The return of No-Man as a performing act, however irregularly, is a welcome thing, and if Love and Endings is Tim Bowness and Steven Wilson's second live album in just a few years, counting the similar DVD/CD release Mixtaped -- and without any full new studio release in the interim -- it's still a lovely souvenir of a still underrated duo. Beginning with a version of "My Revenge on Seattle," which starts with just the pair's guitar and vocals, they present a now near-trademark, shimmering, beautiful melancholy with the rest of the band slowly drawing in behind them. Love and Endings is one lovely moment after another, the work of performers who clearly value their professional abilities but who never succumb to the dull sterility of excessive polish.
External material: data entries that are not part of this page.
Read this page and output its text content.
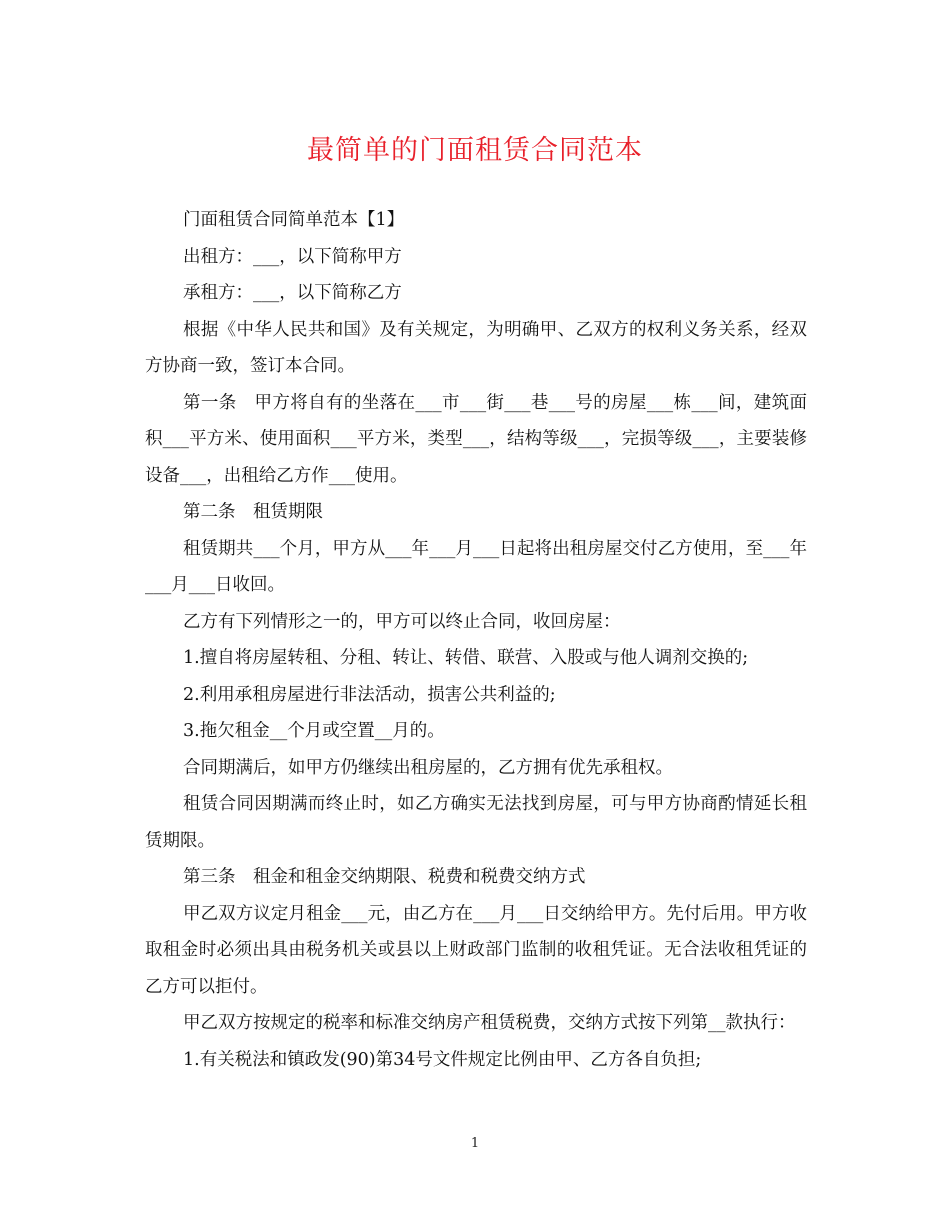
最简单的门面租赁合同范本

门面租赁合同简单范本【1】

出租方：___，以下简称甲方

承租方：___，以下简称乙方

根据《中华人民共和国》及有关规定，为明确甲、乙双方的权利义务关系，经双方协商一致，签订本合同。

第一条　甲方将自有的坐落在___市___街___巷___号的房屋___栋___间，建筑面积___平方米、使用面积___平方米，类型___，结构等级___，完损等级___，主要装修设备___，出租给乙方作___使用。

第二条　租赁期限

租赁期共___个月，甲方从___年___月___日起将出租房屋交付乙方使用，至___年___月___日收回。

乙方有下列情形之一的，甲方可以终止合同，收回房屋：

1.擅自将房屋转租、分租、转让、转借、联营、入股或与他人调剂交换的;

2.利用承租房屋进行非法活动，损害公共利益的;

3.拖欠租金__个月或空置__月的。

合同期满后，如甲方仍继续出租房屋的，乙方拥有优先承租权。

租赁合同因期满而终止时，如乙方确实无法找到房屋，可与甲方协商酌情延长租赁期限。

第三条　租金和租金交纳期限、税费和税费交纳方式

甲乙双方议定月租金___元，由乙方在___月___日交纳给甲方。先付后用。甲方收取租金时必须出具由税务机关或县以上财政部门监制的收租凭证。无合法收租凭证的乙方可以拒付。

甲乙双方按规定的税率和标准交纳房产租赁税费，交纳方式按下列第__款执行：

1.有关税法和镇政发(90)第34号文件规定比例由甲、乙方各自负担;

1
If anything, the band might be as close to Porcupine Tree as it's ever been in terms of sound -- not that Wilson has suddenly changed the dynamic of this partnership, but there's a full-bodied power that recurs throughout the album, up through a big rock-out ending to the concluding song "Things Change." "All the Blue Changes" is initially in a calmer spot, with a notable piano and the guitar a bit of focused beauty, but then Wilson's solo begins fanning out into a huge electric sweep and swirl as the band locks in behind him. In slight contrast, "Lighthouse" shows another example of focused delicacy in the arrangements, yet Bowness' voice is, in ways, a secondary factor here given the intricacies of the band, it's almost as if it's more of a Wilson project for the first time. Add in other fine moments, like the cool funk of "Pretty Genius" and the striking version of "Wherever There Is Light," and it's another strong effort from an endlessly fascinating act.